CVE-2025-30023 is a critical vulnerability identified in Axis Communications AB's AXIS Camera Station Pro software versions prior to 6.9. The root cause of this vulnerability is a deserialization flaw (CWE-502) in the communication protocol between the client and server components of the product. Specifically, the protocol improperly handles untrusted serialized data, allowing an authenticated user to exploit this flaw to perform remote code execution (RCE) on the server. This vulnerability requires the attacker to have legitimate credentials (low privilege required) but does not require any user interaction beyond authentication. The CVSS v3.1 score of 9.0 reflects the critical nature of this vulnerability, with high impact on confidentiality, integrity, and availability, and a scope that affects the entire system. The vulnerability allows an attacker to execute arbitrary code remotely, potentially leading to full system compromise, data exfiltration, or disruption of video surveillance services. The flaw arises from unsafe deserialization practices, which can allow crafted serialized objects to trigger malicious code execution during the deserialization process. No known public exploits have been reported yet, but the criticality and nature of the vulnerability make it a high-priority risk for organizations using this software.

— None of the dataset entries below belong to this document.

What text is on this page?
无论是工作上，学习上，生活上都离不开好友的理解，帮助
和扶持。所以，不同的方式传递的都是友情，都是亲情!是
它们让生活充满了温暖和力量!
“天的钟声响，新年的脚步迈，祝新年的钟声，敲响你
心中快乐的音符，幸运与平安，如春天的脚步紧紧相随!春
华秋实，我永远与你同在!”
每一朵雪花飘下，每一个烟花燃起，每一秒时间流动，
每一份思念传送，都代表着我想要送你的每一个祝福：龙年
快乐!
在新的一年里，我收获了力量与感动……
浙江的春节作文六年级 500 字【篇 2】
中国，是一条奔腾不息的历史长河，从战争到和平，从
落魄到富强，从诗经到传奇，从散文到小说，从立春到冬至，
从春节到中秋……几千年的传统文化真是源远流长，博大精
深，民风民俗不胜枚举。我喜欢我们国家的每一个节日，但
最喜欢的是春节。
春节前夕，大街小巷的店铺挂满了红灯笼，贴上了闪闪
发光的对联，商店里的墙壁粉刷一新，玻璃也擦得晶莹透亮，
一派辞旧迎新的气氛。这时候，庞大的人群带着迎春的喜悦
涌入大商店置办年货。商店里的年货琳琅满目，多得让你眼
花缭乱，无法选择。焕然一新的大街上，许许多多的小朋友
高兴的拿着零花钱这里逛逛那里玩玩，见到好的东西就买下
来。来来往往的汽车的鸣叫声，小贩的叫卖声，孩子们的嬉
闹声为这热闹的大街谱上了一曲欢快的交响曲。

For European organizations, the impact of this vulnerability can be significant, especially for entities relying on AXIS Camera Station Pro for physical security and surveillance. Successful exploitation could lead to unauthorized control over surveillance infrastructure, enabling attackers to disable or manipulate video feeds, compromise sensitive video data, or use the compromised system as a foothold for lateral movement within the network. This could affect critical infrastructure, government facilities, corporate offices, and public spaces, undermining physical security and potentially violating data protection regulations such as GDPR due to unauthorized access or data breaches. The disruption or manipulation of surveillance systems could also have safety implications in environments relying on real-time monitoring. Given the widespread use of Axis products in Europe, the vulnerability poses a tangible risk to organizations across sectors including transportation, utilities, manufacturing, and public administration.

To mitigate this vulnerability, organizations should prioritize upgrading AXIS Camera Station Pro to version 6.9 or later, where the vulnerability has been addressed. If immediate upgrade is not feasible, organizations should restrict access to the management interfaces of the affected systems to trusted networks and users only, employing network segmentation and strict access controls. Implement multi-factor authentication (MFA) to reduce the risk of credential compromise. Monitoring and logging of authentication events and unusual activities on the camera management systems should be enhanced to detect potential exploitation attempts. Additionally, organizations should review and harden the configuration of the surveillance infrastructure, disable unnecessary services, and apply the principle of least privilege to user accounts. Regular vulnerability scanning and penetration testing focusing on physical security systems can help identify residual risks. Finally, maintaining an incident response plan that includes scenarios involving physical security system compromise is recommended.